A New Perspective on Clustered Planarity as a Combinatorial Embedding Problem

TL;DR

This paper introduces the cd-tree data structure to provide a new characterization of c-planarity, enabling efficient testing for certain clustered graphs and revealing connections to constrained planarity problems.

Contribution

It presents a novel data structure and characterization for c-planarity, leading to efficient algorithms for specific cases and new insights into the problem's structure.

Findings

Efficient c-planarity testing for clusters with limited connected components.

Efficient c-planarity testing when clusters have few outgoing edges.

Revealed connections between c-planarity and constrained planarity problems.

Abstract

The clustered planarity problem (c-planarity) asks whether a hierarchically clustered graph admits a planar drawing such that the clusters can be nicely represented by regions. We introduce the cd-tree data structure and give a new characterization of c-planarity.

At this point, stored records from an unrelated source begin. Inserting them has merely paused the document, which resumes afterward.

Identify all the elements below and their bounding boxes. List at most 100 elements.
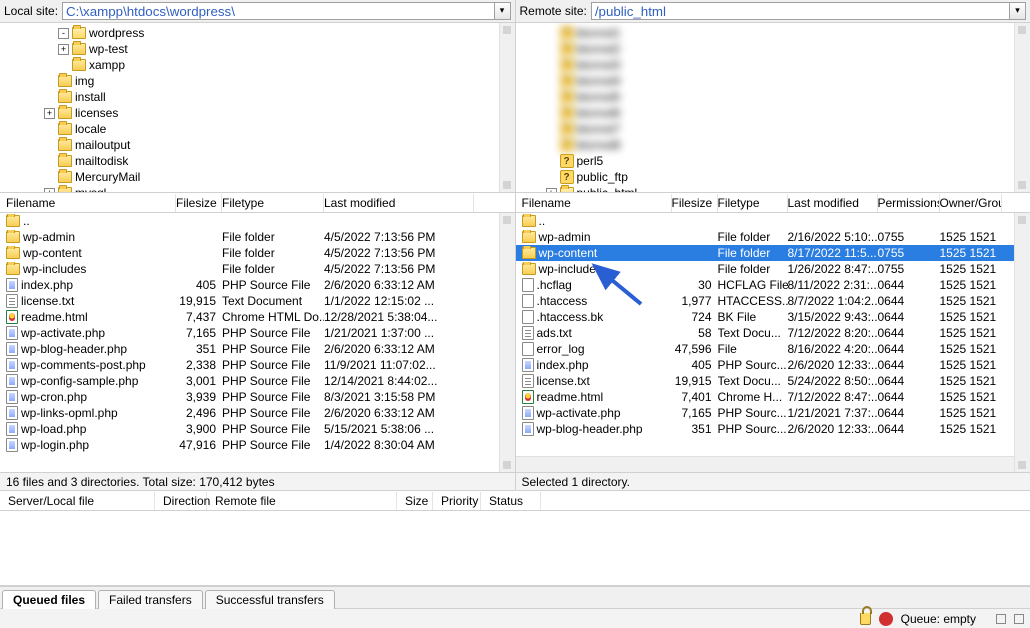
file-row[interactable]: license.txt19,915Text Document1/1/2022 1… [0, 293, 515, 309]
file-row[interactable]: wp-adminFile folder2/16/2022 5:10:...075… [516, 229, 1030, 245]
col-status[interactable]: Status [481, 492, 541, 510]
scrollbar[interactable] [1014, 23, 1030, 192]
scrollbar[interactable] [1014, 213, 1030, 472]
scrollbar[interactable] [499, 23, 515, 192]
php-file-icon [6, 278, 18, 292]
tree-item[interactable]: MercuryMail [2, 169, 513, 185]
file-permissions: 0644 [878, 342, 940, 356]
expander-icon[interactable]: + [44, 188, 55, 193]
file-row[interactable]: wp-login.php47,916PHP Source File1/4/202… [0, 437, 515, 453]
tree-item[interactable]: ?public_ftp [518, 169, 1029, 185]
file-row[interactable]: wp-config-sample.php3,001PHP Source File… [0, 373, 515, 389]
file-row[interactable]: wp-contentFile folder4/5/2022 7:13:56 PM [0, 245, 515, 261]
tree-item[interactable]: ?perl5 [518, 153, 1029, 169]
scrollbar-horizontal[interactable] [516, 456, 1015, 472]
tree-item[interactable]: ?blurred6 [518, 105, 1029, 121]
file-row[interactable]: .hcflag30HCFLAG File8/11/2022 2:31:...06… [516, 277, 1030, 293]
local-status: 16 files and 3 directories. Total size: … [0, 472, 515, 490]
file-row[interactable]: wp-blog-header.php351PHP Source File2/6/… [0, 341, 515, 357]
col-priority[interactable]: Priority [433, 492, 481, 510]
remote-path-dropdown[interactable]: ▾ [1010, 2, 1026, 20]
file-row[interactable]: wp-includesFile folder1/26/2022 8:47:...… [516, 261, 1030, 277]
tree-item[interactable]: mailoutput [2, 137, 513, 153]
file-row[interactable]: wp-contentFile folder8/17/2022 11:5...07… [516, 245, 1030, 261]
col-server-local[interactable]: Server/Local file [0, 492, 155, 510]
tree-item[interactable]: ?blurred4 [518, 73, 1029, 89]
file-modified: 5/15/2021 5:38:06 ... [324, 422, 474, 436]
tab-queued-files[interactable]: Queued files [2, 590, 96, 609]
tree-item[interactable]: +mysql [2, 185, 513, 192]
tree-item[interactable]: +wp-test [2, 41, 513, 57]
local-file-list[interactable]: ..wp-adminFile folder4/5/2022 7:13:56 PM… [0, 213, 515, 472]
col-filename[interactable]: Filename [522, 194, 672, 212]
tree-item[interactable]: ?blurred3 [518, 57, 1029, 73]
remote-file-list[interactable]: ..wp-adminFile folder2/16/2022 5:10:...0… [516, 213, 1030, 472]
col-filename[interactable]: Filename [6, 194, 176, 212]
tree-item[interactable]: ?blurred2 [518, 41, 1029, 57]
tree-item[interactable]: ?blurred7 [518, 121, 1029, 137]
tree-item[interactable]: img [2, 73, 513, 89]
file-row[interactable]: readme.html7,401Chrome H...7/12/2022 8:4… [516, 389, 1030, 405]
file-name: wp-content [23, 246, 82, 260]
file-row[interactable]: readme.html7,437Chrome HTML Do...12/28/2… [0, 309, 515, 325]
folder-icon [6, 231, 20, 243]
tab-successful-transfers[interactable]: Successful transfers [205, 590, 335, 609]
scrollbar[interactable] [499, 213, 515, 472]
file-row[interactable]: wp-adminFile folder4/5/2022 7:13:56 PM [0, 229, 515, 245]
col-modified[interactable]: Last modified [324, 194, 474, 212]
file-row[interactable]: .. [0, 213, 515, 229]
file-type: PHP Sourc... [718, 406, 788, 420]
col-filetype[interactable]: Filetype [222, 194, 324, 212]
tree-item[interactable]: ?blurred8 [518, 137, 1029, 153]
file-row[interactable]: ads.txt58Text Docu...7/12/2022 8:20:...0… [516, 325, 1030, 341]
file-row[interactable]: wp-comments-post.php2,338PHP Source File… [0, 357, 515, 373]
file-row[interactable]: wp-includesFile folder4/5/2022 7:13:56 P… [0, 261, 515, 277]
file-name: wp-content [539, 246, 598, 260]
expander-icon[interactable]: - [58, 28, 69, 39]
col-owner[interactable]: Owner/Group [940, 194, 1002, 212]
file-row[interactable]: wp-blog-header.php351PHP Sourc...2/6/202… [516, 421, 1030, 437]
file-row[interactable]: wp-activate.php7,165PHP Sourc...1/21/202… [516, 405, 1030, 421]
remote-path-input[interactable] [591, 2, 1010, 20]
local-path-dropdown[interactable]: ▾ [495, 2, 511, 20]
tree-item[interactable]: xampp [2, 57, 513, 73]
expander-icon[interactable]: + [58, 44, 69, 55]
file-row[interactable]: license.txt19,915Text Docu...5/24/2022 8… [516, 373, 1030, 389]
remote-tree[interactable]: ?blurred1?blurred2?blurred3?blurred4?blu… [516, 23, 1030, 192]
tree-item[interactable]: ?blurred1 [518, 25, 1029, 41]
file-row[interactable]: .htaccess1,977HTACCESS...8/7/2022 1:04:2… [516, 293, 1030, 309]
file-row[interactable]: wp-cron.php3,939PHP Source File8/3/2021 … [0, 389, 515, 405]
col-direction[interactable]: Direction [155, 492, 207, 510]
col-permissions[interactable]: Permissions [878, 194, 940, 212]
file-row[interactable]: wp-load.php3,900PHP Source File5/15/2021… [0, 421, 515, 437]
tree-item[interactable]: ?blurred5 [518, 89, 1029, 105]
file-row[interactable]: error_log47,596File8/16/2022 4:20:...064… [516, 341, 1030, 357]
file-row[interactable]: wp-activate.php7,165PHP Source File1/21/… [0, 325, 515, 341]
tree-item[interactable]: -wordpress [2, 25, 513, 41]
expander-icon[interactable]: + [44, 108, 55, 119]
col-filesize[interactable]: Filesize [672, 194, 718, 212]
file-row[interactable]: .htaccess.bk724BK File3/15/2022 9:43:...… [516, 309, 1030, 325]
tree-item[interactable]: mailtodisk [2, 153, 513, 169]
col-filetype[interactable]: Filetype [718, 194, 788, 212]
col-remote-file[interactable]: Remote file [207, 492, 397, 510]
file-row[interactable]: wp-links-opml.php2,496PHP Source File2/6… [0, 405, 515, 421]
local-tree[interactable]: -wordpress+wp-testxamppimginstall+licens… [0, 23, 515, 192]
tab-failed-transfers[interactable]: Failed transfers [98, 590, 203, 609]
col-modified[interactable]: Last modified [788, 194, 878, 212]
tree-item[interactable]: locale [2, 121, 513, 137]
col-size[interactable]: Size [397, 492, 433, 510]
file-row[interactable]: .. [516, 213, 1030, 229]
file-size: 351 [176, 342, 222, 356]
file-row[interactable]: index.php405PHP Sourc...2/6/2020 12:33:.… [516, 357, 1030, 373]
file-permissions: 0644 [878, 278, 940, 292]
expander-icon[interactable]: + [546, 188, 557, 193]
tree-item[interactable]: +licenses [2, 105, 513, 121]
file-permissions: 0644 [878, 374, 940, 388]
tree-item[interactable]: +public_html [518, 185, 1029, 192]
col-filesize[interactable]: Filesize [176, 194, 222, 212]
queue-body[interactable] [0, 511, 1030, 585]
file-row[interactable]: index.php405PHP Source File2/6/2020 6:33… [0, 277, 515, 293]
tree-item[interactable]: install [2, 89, 513, 105]
local-path-input[interactable] [62, 2, 494, 20]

It leads to efficient algorithms for c-planarity testing in the following cases. (i) Every cluster and every co-cluster (complement of a cluster) has at most two connected components. (ii) Every cluster has at most five outgoing edges. Moreover, the cd-tree reveals interesting connections between c-planarity and planarity with constraints on the order of edges around vertices. On one hand, this gives rise to a bunch of new open problems related to c-planarity, on the other hand it provides a new perspective on previous results.